Я соглашаюсь:
– Действительно чудесная девочка. Но насчет дедовских чувств, нет, простите, Иван Алексеевич, у вас к ней, по-моему, скорее братские чувства. Когда я увидела, как вы с ней вокруг стола прыгали, я просто глазам своим не поверила. Не дедушка с внучкой, а двое ребят взапуски прыгают.
Да, я помню, я как-то случайно зашла к Буниным. Дверь мне открыла Вера Николаевна.
– Ян с Олечкой в столовой свой новый танец отплясывает, пойдемте полюбуемся на них, – весело предложила она.
И я действительно «полюбовалась», от удивления остановившись на пороге столовой. Надменный, гордый Нобелевский лауреат, казалось, превратился в семилетнего мальчика и самозабвенно, восторженно скакал и прыгал вокруг стола с прехорошенькой маленькой девочкой. Увлеченный танцем, он даже не повернулся, чтобы узнать, кто пришел. Должно быть, он даже не слышал звонка. Но Олечка уже бежала ко мне и вежливо, как полагается благовоспитанной девочке, поздоровалась со мной.
– Мы с Ваней танцуем новый танец, – деловито объяснила она. – Он его только сегодня выдумал. Он уже много танцев выдумал. – И она поощрительно, как старшая младшему, улыбнулась ему. – Он у меня умный, Ваня.
И Бунин весь засиял лучистыми морщинами ответной улыбки.
В тот день мне было дано впервые увидеть совсем другого, нового Бунина. Я и не предполагала, что в нем столько детского и такой огромный запас нежности.
С Олечкой он не только играл, исполнял все ее капризы и слушался ее. Рассердившись на него, она ставила его носом в угол, и он покорно простаивал в углу, пока она его не простит.

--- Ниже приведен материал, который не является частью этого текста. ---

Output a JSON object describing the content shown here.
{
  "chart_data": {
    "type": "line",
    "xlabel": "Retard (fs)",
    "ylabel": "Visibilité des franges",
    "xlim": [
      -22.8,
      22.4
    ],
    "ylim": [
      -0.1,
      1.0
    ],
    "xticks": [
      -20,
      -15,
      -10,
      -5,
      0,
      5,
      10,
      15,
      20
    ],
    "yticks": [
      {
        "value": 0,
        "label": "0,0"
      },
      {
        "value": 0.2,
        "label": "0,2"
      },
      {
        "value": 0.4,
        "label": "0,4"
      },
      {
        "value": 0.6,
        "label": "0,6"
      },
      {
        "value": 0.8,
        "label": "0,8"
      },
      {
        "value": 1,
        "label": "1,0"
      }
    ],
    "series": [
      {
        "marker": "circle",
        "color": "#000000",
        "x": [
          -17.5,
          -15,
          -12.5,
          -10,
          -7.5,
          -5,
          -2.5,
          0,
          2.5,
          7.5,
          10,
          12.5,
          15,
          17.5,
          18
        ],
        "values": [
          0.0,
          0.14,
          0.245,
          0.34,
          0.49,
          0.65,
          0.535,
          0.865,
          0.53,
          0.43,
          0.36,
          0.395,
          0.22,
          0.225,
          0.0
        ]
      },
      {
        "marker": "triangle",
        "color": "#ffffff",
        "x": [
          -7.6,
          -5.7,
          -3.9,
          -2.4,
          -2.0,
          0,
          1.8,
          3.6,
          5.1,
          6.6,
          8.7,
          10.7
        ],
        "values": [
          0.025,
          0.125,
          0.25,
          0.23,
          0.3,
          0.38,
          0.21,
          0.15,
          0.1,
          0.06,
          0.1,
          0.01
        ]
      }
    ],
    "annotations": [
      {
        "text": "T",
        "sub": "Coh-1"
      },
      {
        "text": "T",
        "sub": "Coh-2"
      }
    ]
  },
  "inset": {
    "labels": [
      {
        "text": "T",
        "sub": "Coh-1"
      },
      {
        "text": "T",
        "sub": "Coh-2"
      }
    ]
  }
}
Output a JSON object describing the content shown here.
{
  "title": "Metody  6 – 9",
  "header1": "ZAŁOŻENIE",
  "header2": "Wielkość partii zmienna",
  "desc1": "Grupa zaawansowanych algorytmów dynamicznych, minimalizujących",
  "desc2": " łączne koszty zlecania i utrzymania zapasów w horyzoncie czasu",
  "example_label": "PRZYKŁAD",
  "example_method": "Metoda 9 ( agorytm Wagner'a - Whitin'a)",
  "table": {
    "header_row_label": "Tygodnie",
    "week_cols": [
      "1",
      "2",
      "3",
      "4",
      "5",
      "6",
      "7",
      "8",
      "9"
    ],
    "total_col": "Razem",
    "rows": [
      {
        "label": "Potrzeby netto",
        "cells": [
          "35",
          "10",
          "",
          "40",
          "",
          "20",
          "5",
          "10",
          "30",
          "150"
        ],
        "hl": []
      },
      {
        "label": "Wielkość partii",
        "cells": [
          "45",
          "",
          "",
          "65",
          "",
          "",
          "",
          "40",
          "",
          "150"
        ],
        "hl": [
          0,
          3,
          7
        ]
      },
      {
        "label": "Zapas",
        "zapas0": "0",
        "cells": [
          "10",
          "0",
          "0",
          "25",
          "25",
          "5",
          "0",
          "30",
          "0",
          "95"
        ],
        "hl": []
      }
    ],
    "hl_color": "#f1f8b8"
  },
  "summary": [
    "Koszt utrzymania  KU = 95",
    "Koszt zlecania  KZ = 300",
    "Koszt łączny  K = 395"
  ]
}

Он писал ей шуточные стихи. Она была строгим критиком и не всегда хвалила их. Однажды она даже обиделась и возмутилась на описание угощения «Из кондитерской Бока» у одних знакомых – стихи эти были напечатаны в «Новом журнале». Олечка нашла их гадкими, поставила Бунина в угол и прочла ему нотацию.
Но чаще они проводили время в безмятежной дружбе, играли во всевозможные игры, танцевали и рассказывали друг другу сказки.
Вера Николаевна тоже была очень привязана к Олечке. Она и Бунин ревновали друг к другу Олечку.
– А все-таки Олечка любит меня больше, чем Веру Николаевну, – самонадеянно уверял Бунин. – Она умная, тактичная девочка, молчит об этом. Но меня обмануть трудно. Я уверен, что она любит меня больше всех. Даже больше своей матери.
Бунин смотрит на меня с неподдельным удивлением. Я только что поделилась с ним моим огорчением – три дня бьюсь над концом стихотворения и чувствую себя совершенно бездарной.
– Вот так так. Бездарной? – переспрашивает он. – А вы, оказывается, сомневаетесь в себе. Это хорошо. Очень хорошо. Сомневаться в себе, в своем таланте необходимо. Даже Толстой, и тот… Но вот признаваться другим в этом, особенно братьям-писателям, никак не следует, – поучает меня Бунин. – Помните: скромность ничуть не украшает писателя. Пусть же лучше вас считают гордячкой и даже за спиной подсмеиваются над вами. Я сам многим кажусь гордецом, надутым как индейский петух. И ничего против такого мнения не имею. Хотя на самом деле я часто, в особенности теперь, когда до смерти осталось четыре шага, сомневаюсь в себе. Вижу, что я почти ничего не сделал. Мог, должен был сделать гораздо больше. А теперь поздно. Теперь я бессилен. И как это грустно.